They call it Happy Valley, a nickname for State College, Pa., the little college town where long-time football coach Joe Paterno is revered by the hundreds of thousands of students that have passed through Penn State University. But a dark cloud has developed over the town in the form of a child abuse scandal surrounding former coach Jerry Sandusky.
By now, you’ve heard the story repeated over and over again for the last few days. You know that this past Friday, Sandusky, the defensive coordinator once thought to be Paterno’s heir apparent, was indicted on 40 counts of sexually assaulting eight young boys, now nine as another victim stepped forward on Sunday.
Sandusky had access to the children through his organization, the Second Mile Foundation, started in 1977 in order to help guide at-risk youth to make the right decisions. In 2002, a graduate assistant, reportedly current Penn State assistant coach Mike McQueary, told Paterno that he saw Sandusky assaulting a 10-year-old boy in the locker room showers.
As the story goes, Paterno reported what he was told to athletic director Tim Curley and Vice President of Finance Gary Schultz. Approximately one and a half weeks later, Curley and Schultz called McQueary in for meeting and then told university president Graham Spanier of the “inappropriate contact.”
And then it disappeared. No police contacted. No investigation into the allegations. No attempt to track down and speak with the victim. It seems as though friendship trumped the need to stop child abuse from continuing to occur. Spanier’s only reaction was to ban Sandusky from bringing children on campus, a ban that was never actually enforced.
Despite retiring in 1999, Sandusky continued to hold an office on campus and use Penn State facilities for the Second Mile Foundation, seen working out on campus as late as last week despite university knowledge of the investigation for over a year. Joe Paterno, Graham Spanier, Tim Curley, Gary Schultz, and Mike McQueary were all aware of an incident in which a young boy was assaulted and they turned a blind eye when faced with turning in a friend.
This lack of action by men that supposedly represented an ideology of “leading with integrity” is morally reprehensible and they need to be held accountable for allowing abuse to continue for seven more years. Curley and Schultz have both been charged with perjury and failure to report a crime, but what of Paterno and Spanier?
Sure, they met the bare minimum legal burden required of them, but could you have slept every night knowing that a man that you were told assaulted a young boy was never brought to justice? That he was continuing to bring young boys to school facilities?
Sandusky was once Paterno’s right-hand man and sustained close ties with the university long after his retirement. A relationship with a former coach came before the safety and wellbeing of children. Did anybody in the Penn State administration for one second think about the supposed victim?
Perhaps if the police were called after the 2002 incident, Paterno, Spanier, Curley, and everyone else involved would have been branded heroes, responsible for bringing to light the actions of a sick individual.

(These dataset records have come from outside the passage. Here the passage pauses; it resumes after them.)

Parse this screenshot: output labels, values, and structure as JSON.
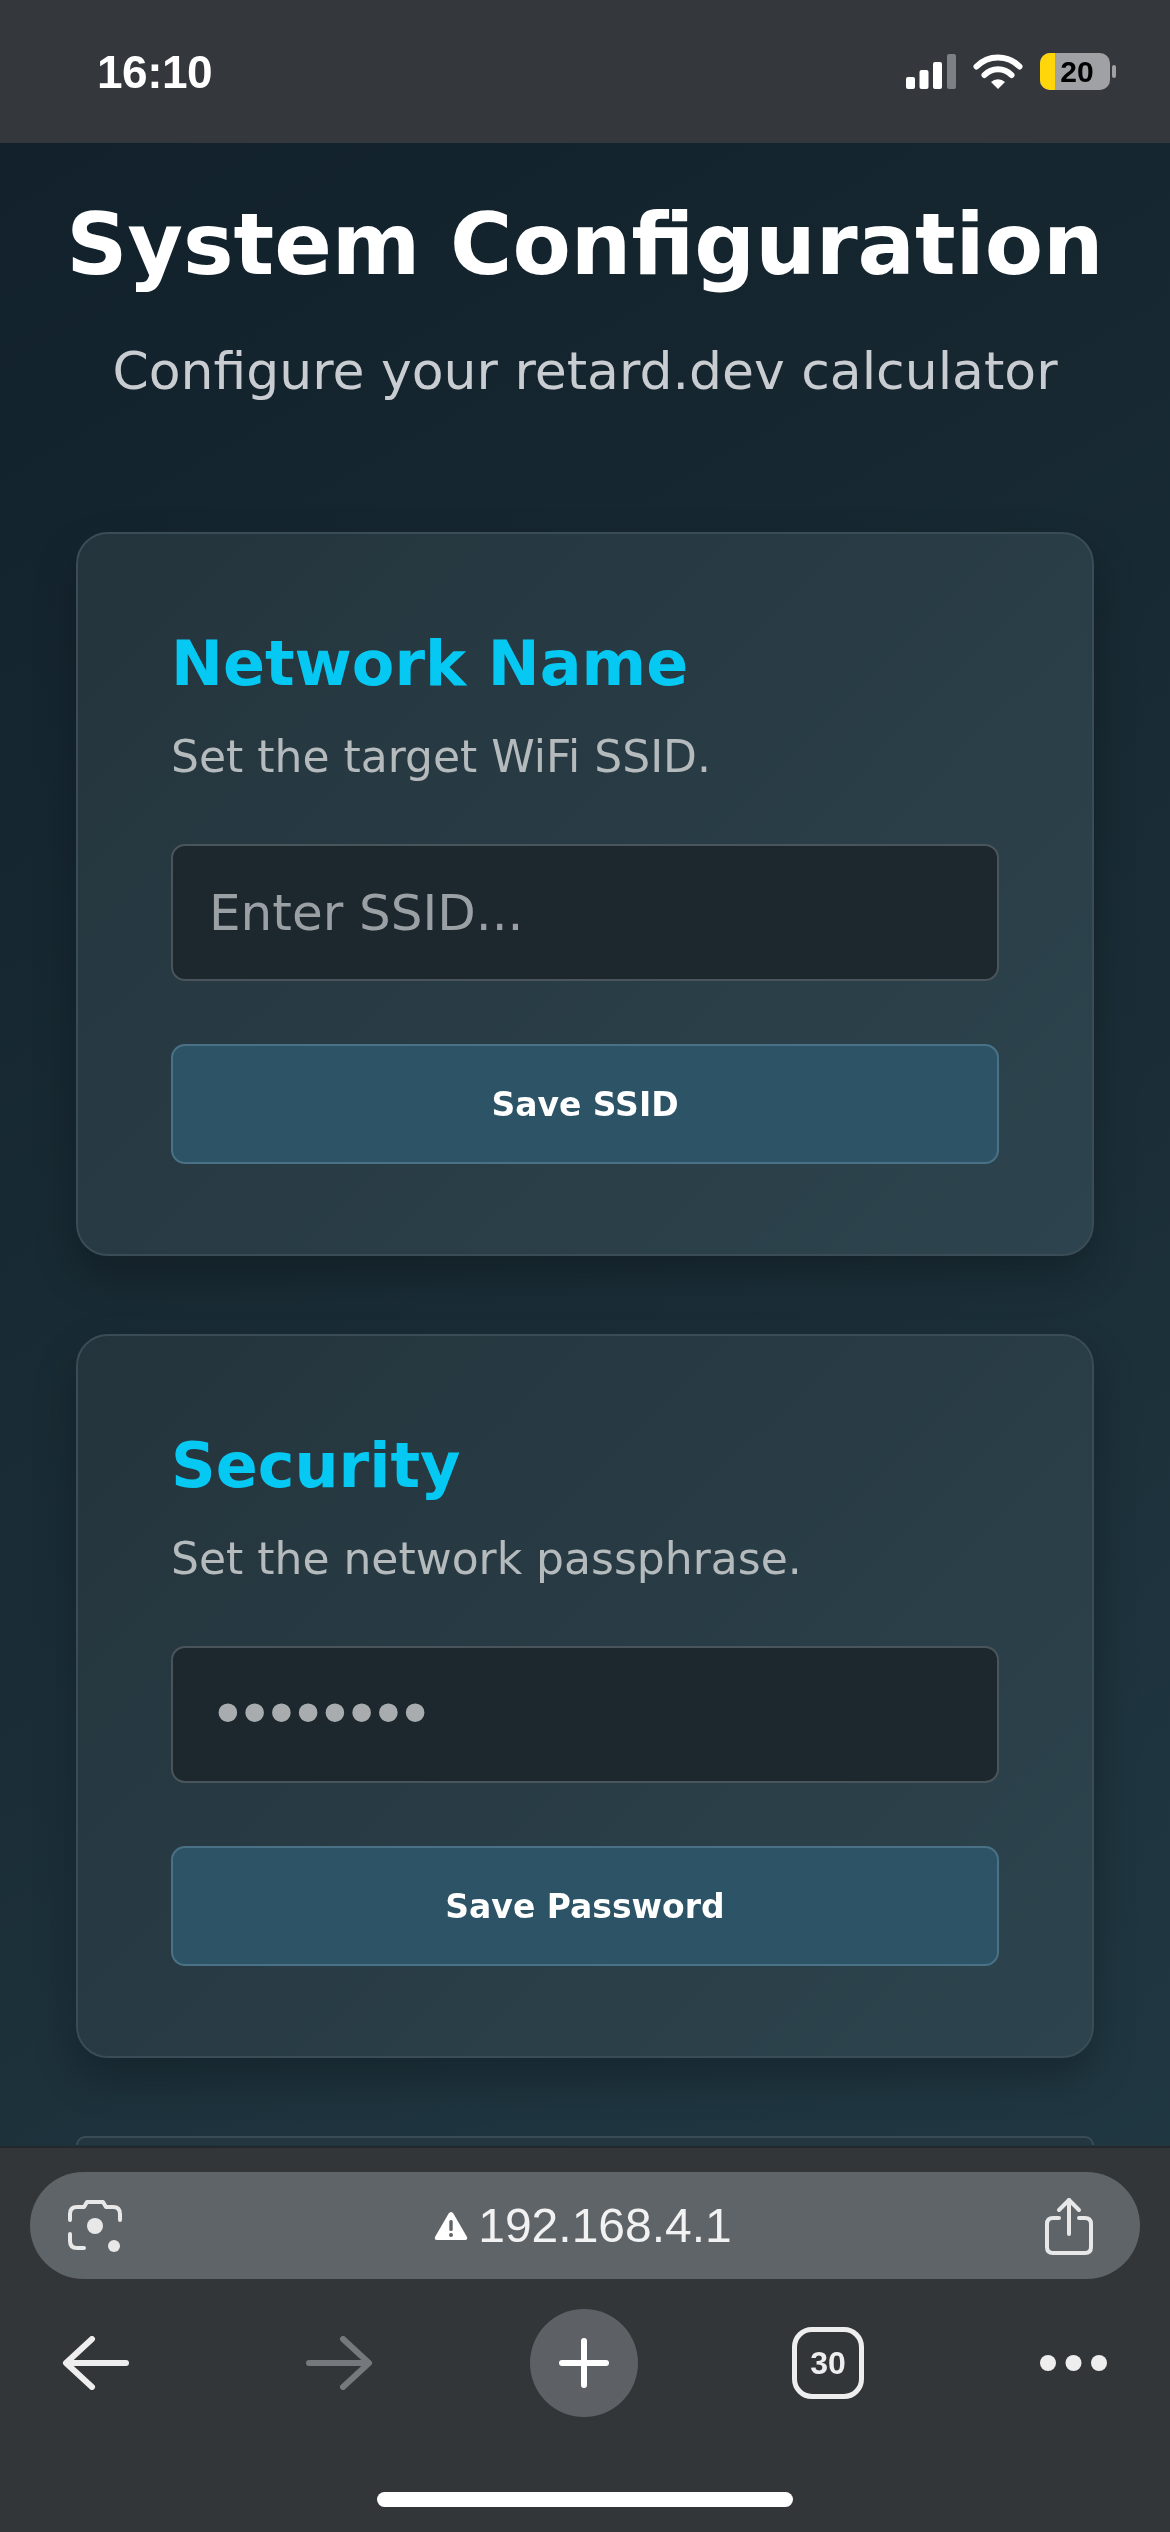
{
  "status_bar": {
    "time": "16:10",
    "battery": "20"
  },
  "header": {
    "title": "System Configuration",
    "subtitle": "Configure your retard.dev calculator"
  },
  "cards": [
    {
      "heading": "Network Name",
      "description": "Set the target WiFi SSID.",
      "field": {
        "kind": "text",
        "placeholder": "Enter SSID..."
      },
      "button": "Save SSID"
    },
    {
      "heading": "Security",
      "description": "Set the network passphrase.",
      "field": {
        "kind": "password",
        "value": "••••••••"
      },
      "button": "Save Password"
    }
  ],
  "browser": {
    "address": "192.168.4.1",
    "toolbar": [
      {
        "kind": "back",
        "disabled": false
      },
      {
        "kind": "forward",
        "disabled": true
      },
      {
        "kind": "new_tab",
        "disabled": false
      },
      {
        "kind": "tabs",
        "label": "30",
        "disabled": false
      },
      {
        "kind": "more",
        "disabled": false
      }
    ]
  }
}
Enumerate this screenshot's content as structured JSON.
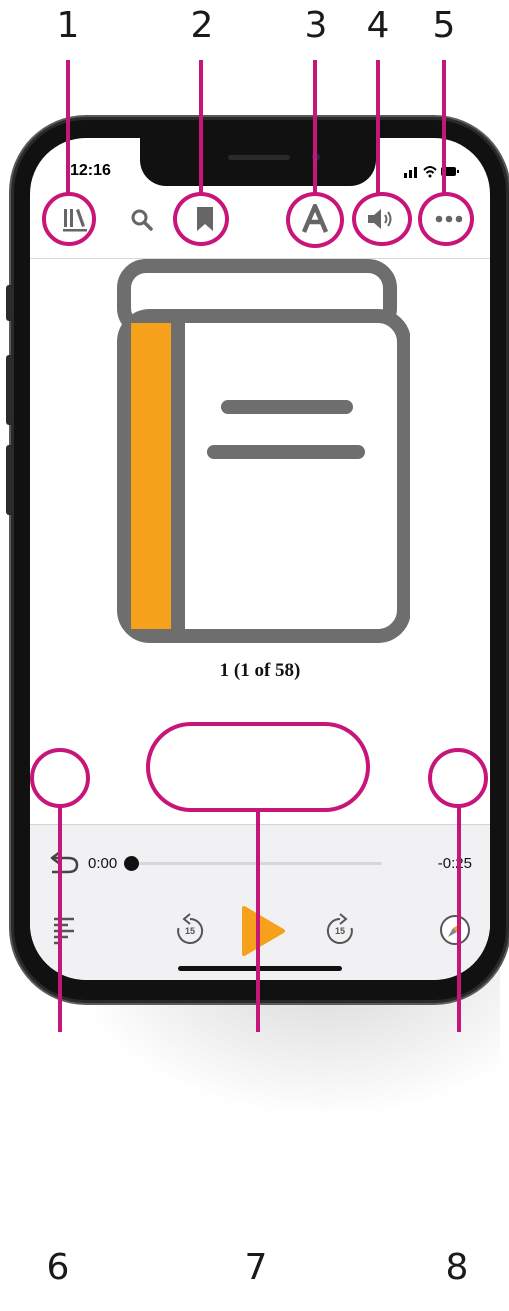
{
  "callouts": [
    "1",
    "2",
    "3",
    "4",
    "5",
    "6",
    "7",
    "8"
  ],
  "status_bar": {
    "time": "12:16"
  },
  "toolbar": {
    "icons": [
      "library-icon",
      "search-icon",
      "bookmark-icon",
      "text-settings-icon",
      "speaker-icon",
      "more-icon"
    ]
  },
  "book": {
    "page_label": "1 (1 of 58)",
    "spine_color": "#f5a11c",
    "outline_color": "#6e6e6e"
  },
  "player": {
    "elapsed": "0:00",
    "remaining": "-0:25",
    "progress": 0,
    "skip_back_label": "15",
    "skip_forward_label": "15",
    "play_color": "#f5a11c"
  },
  "annotation_color": "#c8157a"
}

Instead, they are a part of what reeks of a massive cover-up that could bring down the university’s president, athletic director, and a legendary football coach. There is a big difference between doing nothing wrong, and doing nothing at all. Five men had a chance to say something and prevent something truly appalling, and they all chose silence.
They chose to take the easy way out, and turn a blind eye, and for that Tim Curley and Gary Schultz are facing the consequences. Graham Spanier and Joe Paterno did nothing wrong legally, but they fell far short of meeting their moral obligations as human beings. And they have tarnished the reputation of an upstanding academic institution.
It lies in the hands of the school’s board of trustees to separate Penn State University from this scandal. Whether than means respectfully asking Spanier and Paterno to step down, or launching a full investigation to come up with grounds to fire both, there is no doubt that the pair, along with Mike McQueary, need to follow Curley and Schultz out the door.
It is both unfortunate and regrettable that the illustrious career of coaching legend Joe Paterno will end in this light. After setting the bar in terms of moral standards and humanitarianism among coaches for years, he will be remembered as part of a cover-up that allowed his friend, Jerry Sandusky, to walk free and continue preying on minors.
Thought it will be hard for fans to accept, this has to the last chapter of the seemingly never-ending Joe Paterno era. Instead of being remembered for his Division-1 record 409 wins and most all-time 24 bowl victories, Paterno’s legacy will forever bear the scars of a scandal that shocked the ostensibly perfect State College, Pa.